Старику случалось бывать здесь несколько раз, но ни с чем особенным он не сталкивался. Легенды давали объяснения и этому, Гомер знал их все. И теперь он изо всех сил надеялся, что станция и на сей раз останется такой же мертвой и заброшенной, как в лучшие времена.
Метров за сто до Полянки ему стало не по себе. С первыми же далекими отблесками белого электрического света на мраморе стен, с первыми же эхом переломленными звуками, долетавшими сюда со станции, старик заподозрил неладное. Он отчетливо слышал человеческие голоса… А этого никак не могло быть. Хуже того — Хантер, за сотни шагов неведомо как ощущавший присутствие любых живых существ, сейчас оставался совершенно глух и равнодушен.

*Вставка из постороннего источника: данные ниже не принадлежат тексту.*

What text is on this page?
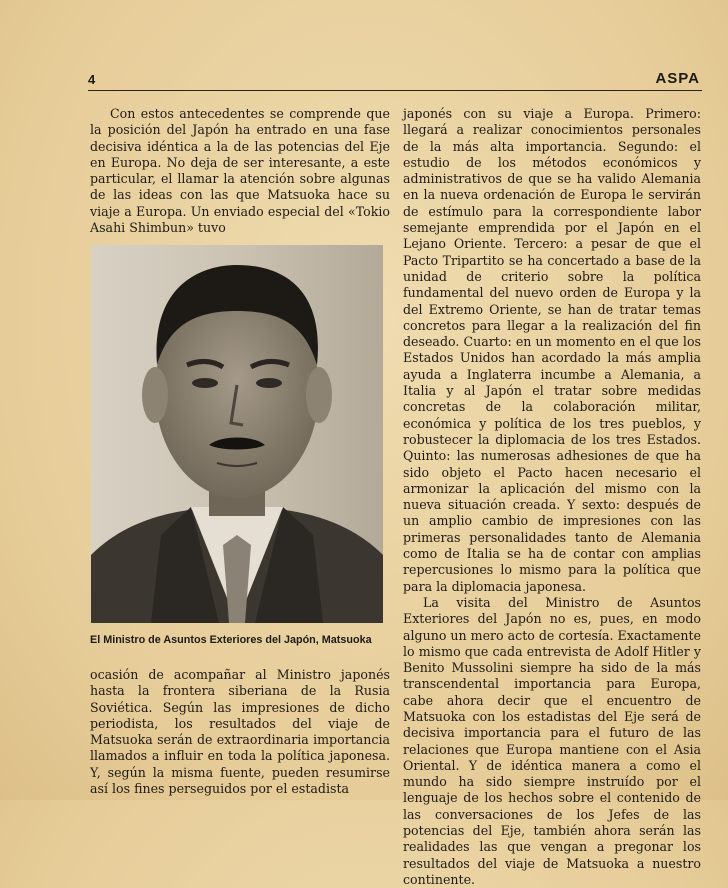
4	ASPA

Con estos antecedentes se comprende que la posición del Japón ha entrado en una fase decisiva idéntica a la de las potencias del Eje en Europa. No deja de ser interesante, a este particular, el llamar la atención sobre algunas de las ideas con las que Matsuoka hace su viaje a Europa. Un enviado especial del «Tokio Asahi Shimbun» tuvo

El Ministro de Asuntos Exteriores del Japón, Matsuoka

ocasión de acompañar al Ministro japonés hasta la frontera siberiana de la Rusia Soviética. Según las impresiones de dicho periodista, los resultados del viaje de Matsuoka serán de extraordinaria importancia llamados a influir en toda la política japonesa. Y, según la misma fuente, pueden resumirse así los fines perseguidos por el estadista

japonés con su viaje a Europa. Primero: llegará a realizar conocimientos personales de la más alta importancia. Segundo: el estudio de los métodos económicos y administrativos de que se ha valido Alemania en la nueva ordenación de Europa le servirán de estímulo para la correspondiente labor semejante emprendida por el Japón en el Lejano Oriente. Tercero: a pesar de que el Pacto Tripartito se ha concertado a base de la unidad de criterio sobre la política fundamental del nuevo orden de Europa y la del Extremo Oriente, se han de tratar temas concretos para llegar a la realización del fin deseado. Cuarto: en un momento en el que los Estados Unidos han acordado la más amplia ayuda a Inglaterra incumbe a Alemania, a Italia y al Japón el tratar sobre medidas concretas de la colaboración militar, económica y política de los tres pueblos, y robustecer la diplomacia de los tres Estados. Quinto: las numerosas adhesiones de que ha sido objeto el Pacto hacen necesario el armonizar la aplicación del mismo con la nueva situación creada. Y sexto: después de un amplio cambio de impresiones con las primeras personalidades tanto de Alemania como de Italia se ha de contar con amplias repercusiones lo mismo para la política que para la diplomacia japonesa.

La visita del Ministro de Asuntos Exteriores del Japón no es, pues, en modo alguno un mero acto de cortesía. Exactamente lo mismo que cada entrevista de Adolf Hitler y Benito Mussolini siempre ha sido de la más transcendental importancia para Europa, cabe ahora decir que el encuentro de Matsuoka con los estadistas del Eje será de decisiva importancia para el futuro de las relaciones que Europa mantiene con el Asia Oriental. Y de idéntica manera a como el mundo ha sido siempre instruído por el lenguaje de los hechos sobre el contenido de las conversaciones de los Jefes de las potencias del Eje, también ahora serán las realidades las que vengan a pregonar los resultados del viaje de Matsuoka a nuestro continente.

На обеспокоенные взгляды он старику не отвечал, полностью погрузившись в себя, будто не видел того, что открывалось сейчас Гомеру… Станция была обжита! Когда успели? Гомер прежде частенько задумывался, почему, несмотря на всю тесноту, жители Полиса никогда не пытались освоить и присоединить пустующую Полянку. Помешать этому могли только суеверия. Но похоже, они одни уже были достаточно веской причиной, чтобы оставить странный полустанок в покое.
Пока кто-то не сумел преодолеть страх перед ней и развернуть здесь палаточный городок, провести освещение… Боже, до чего же расточительно тут обращались с электричеством! Еще даже до того, как выбраться из туннеля на платформу, старику пришлось прикрыть глаза ладонью, чтобы не ослепнуть: под потолком станции сияли ярчайшие ртутные светильники.
Поразительно… Даже Полис не выглядел так чисто и торжественно. На стенах не осталось ни следа пыли или копоти, и мраморные плиты сверкали, а потолок казался выбеленным лишь вчера. Сквозь проемы арок Гомеру не удалось углядеть ни единой палатки — еще не успели разместить? А может, сделают здесь музей? С чудаков, которые правят Полисом, станется…
Платформа постепенно заполнялась людьми. Им не было никакого дела ни до обвешанного оружием головореза в титановом шлеме, ни до ковылявшего рядом с ним чумазого старика. Приглядевшись к ним, Гомер понял, что не в силах больше сделать ни шага: у него отнялись ноги…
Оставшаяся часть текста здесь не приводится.